Abstract:
Deep vein thrombosis (DVT) is a common complication in hematologic malignancies and immunologic disorders. Endothelial cell injury and dysfunction comprise the critical contributor for the development of DVT. A disintegrin and metalloproteinase with thrombospondin motifs 13 (ADAMTS13), a plasma metalloprotease that cleaves von Willebrand factor, acts as a critical regulator in normal hemostasis. This study was aimed to explore the role of ADAMTS13 in endothelial cell injury during DVT and the possible mechanism. First, human umbilical vein endothelial cells (HUVECs) were exposed to hydrogen peroxide (H2O2).

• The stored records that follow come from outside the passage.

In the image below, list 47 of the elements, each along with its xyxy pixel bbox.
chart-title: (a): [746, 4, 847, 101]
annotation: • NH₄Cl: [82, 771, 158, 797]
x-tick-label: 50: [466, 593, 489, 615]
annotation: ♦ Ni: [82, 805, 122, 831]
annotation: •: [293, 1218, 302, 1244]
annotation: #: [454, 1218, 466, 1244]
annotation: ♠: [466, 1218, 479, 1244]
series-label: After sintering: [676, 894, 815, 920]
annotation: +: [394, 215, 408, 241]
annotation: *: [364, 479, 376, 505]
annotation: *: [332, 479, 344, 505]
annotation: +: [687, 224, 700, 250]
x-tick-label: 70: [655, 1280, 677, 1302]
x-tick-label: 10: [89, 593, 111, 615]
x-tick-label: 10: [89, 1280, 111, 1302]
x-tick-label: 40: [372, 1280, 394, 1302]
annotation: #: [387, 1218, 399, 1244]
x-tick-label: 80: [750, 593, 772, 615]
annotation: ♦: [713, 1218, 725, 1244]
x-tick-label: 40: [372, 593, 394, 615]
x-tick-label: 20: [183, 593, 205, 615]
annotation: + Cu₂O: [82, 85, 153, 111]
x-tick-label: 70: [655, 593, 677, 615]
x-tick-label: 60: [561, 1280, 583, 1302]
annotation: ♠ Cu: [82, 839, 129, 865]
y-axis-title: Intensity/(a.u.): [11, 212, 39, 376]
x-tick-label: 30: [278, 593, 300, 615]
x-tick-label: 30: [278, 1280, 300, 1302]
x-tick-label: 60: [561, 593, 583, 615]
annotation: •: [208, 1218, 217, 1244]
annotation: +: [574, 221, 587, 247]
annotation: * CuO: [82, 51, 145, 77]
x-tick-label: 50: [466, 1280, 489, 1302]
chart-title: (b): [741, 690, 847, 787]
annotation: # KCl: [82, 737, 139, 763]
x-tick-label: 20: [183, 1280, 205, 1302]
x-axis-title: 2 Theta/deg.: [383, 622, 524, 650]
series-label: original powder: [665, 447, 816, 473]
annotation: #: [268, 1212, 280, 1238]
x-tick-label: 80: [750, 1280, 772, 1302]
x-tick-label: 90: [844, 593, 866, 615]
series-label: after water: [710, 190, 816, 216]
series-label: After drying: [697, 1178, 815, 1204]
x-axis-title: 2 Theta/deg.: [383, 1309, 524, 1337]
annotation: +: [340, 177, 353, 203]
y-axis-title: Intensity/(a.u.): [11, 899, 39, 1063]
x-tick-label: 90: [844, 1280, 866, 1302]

Then, the mRNA and protein expressions of ADAMTS13 were evaluated with the reverse transcription-quantitative polymerase chain reaction and western blot. After treatment with recombinant ADAMTS13 (rADAMTS13; rA13), the viability and apoptosis of H2O2-induced HUVECs were assessed by cell counting kit-8 assay and terminal-deoxynucleoitidyl transferase-mediated nick end labeling staining. In addition, the levels of prostaglandin F1-alpha, endothelin-1, and reactive oxygen species were detected using the enzyme-linked immunosorbent assay and dichloro-dihydro-fluorescein diacetate assay. The expressions of proteins related to p38/extracellular signal-regulated kinase (ERK) signaling pathway were estimated with the western blot. Then, p79350 (p38 agonist) was used to pretreat cells to analyze the regulatory effects of rA13 on p38/ERK signaling in H2O2-induced HUVEC injury. The results revealed that ADAMTS13 expression was significantly downregulated in H2O2-induced HUVECs. The reduced viability and increased apoptosis of HUVECs induced by H2O2 were revived by ADAMTS13. ADAMTS13 also suppressed the oxidative stress in HUVECs after H2O2 treatment. Besides, ADAMTS13 was found to block p38/ERK signaling pathway, and p79350 reversed the impacts of ADAMTS13 on the damage of HUVECs induced by H2O2. To sum up, ADAMTS13 could alleviate H2O2-induced HUVEC injury through the inhibition of p38/ERK signaling pathway.
摘要:
深静脉血栓形成(DVT)是血液系统恶性肿瘤和免疫疾病的常见并发症。内皮细胞损伤和功能障碍是DVT发展的关键因素。具有血小板反应蛋白基序13的解整合素和金属蛋白酶(ADAMTS13),一种切割血管性血友病因子的血浆金属蛋白酶,在正常止血中起着关键的调节作用。本研究旨在探讨ADAMTS13在DVT时内皮细胞损伤中的作用及可能机制。首先,将人脐静脉内皮细胞(HUVECs)暴露于过氧化氢(H2O2)。然后,用逆转录-定量聚合酶链反应和Westernblot检测ADAMTS13的mRNA和蛋白表达。用重组ADAMTS13(rADAMTS13;rA13)治疗后,通过细胞计数试剂盒-8测定和末端脱氧核苷酸转移酶介导的缺口末端标记染色评估H2O2诱导的HUVECs的活力和凋亡。此外,前列腺素F1-α的水平,内皮素-1和活性氧使用酶联免疫吸附测定法和二氯-二氢-荧光素二乙酸酯测定法进行检测。免疫印迹法检测p38/细胞外信号调节激酶(ERK)信号通路相关蛋白的表达。然后,p79350(p38激动剂)用于预处理细胞,以分析rA13对H2O2诱导的HUVEC损伤中p38/ERK信号传导的调节作用。结果表明,在H2O2诱导的HUVEC中,ADAMTS13的表达显着下调。ADAMTS13恢复了H2O2诱导的HUVECs活力降低和凋亡增加。ADAMTS13还抑制H2O2处理后HUVECs的氧化应激。此外,发现ADAMTS13阻断p38/ERK信号通路,p79350逆转了ADAMTS13对H2O2诱导的HUVECs损伤的影响。总而言之,ADAMTS13可通过抑制p38/ERK信号通路减轻H2O2诱导的HUVEC损伤。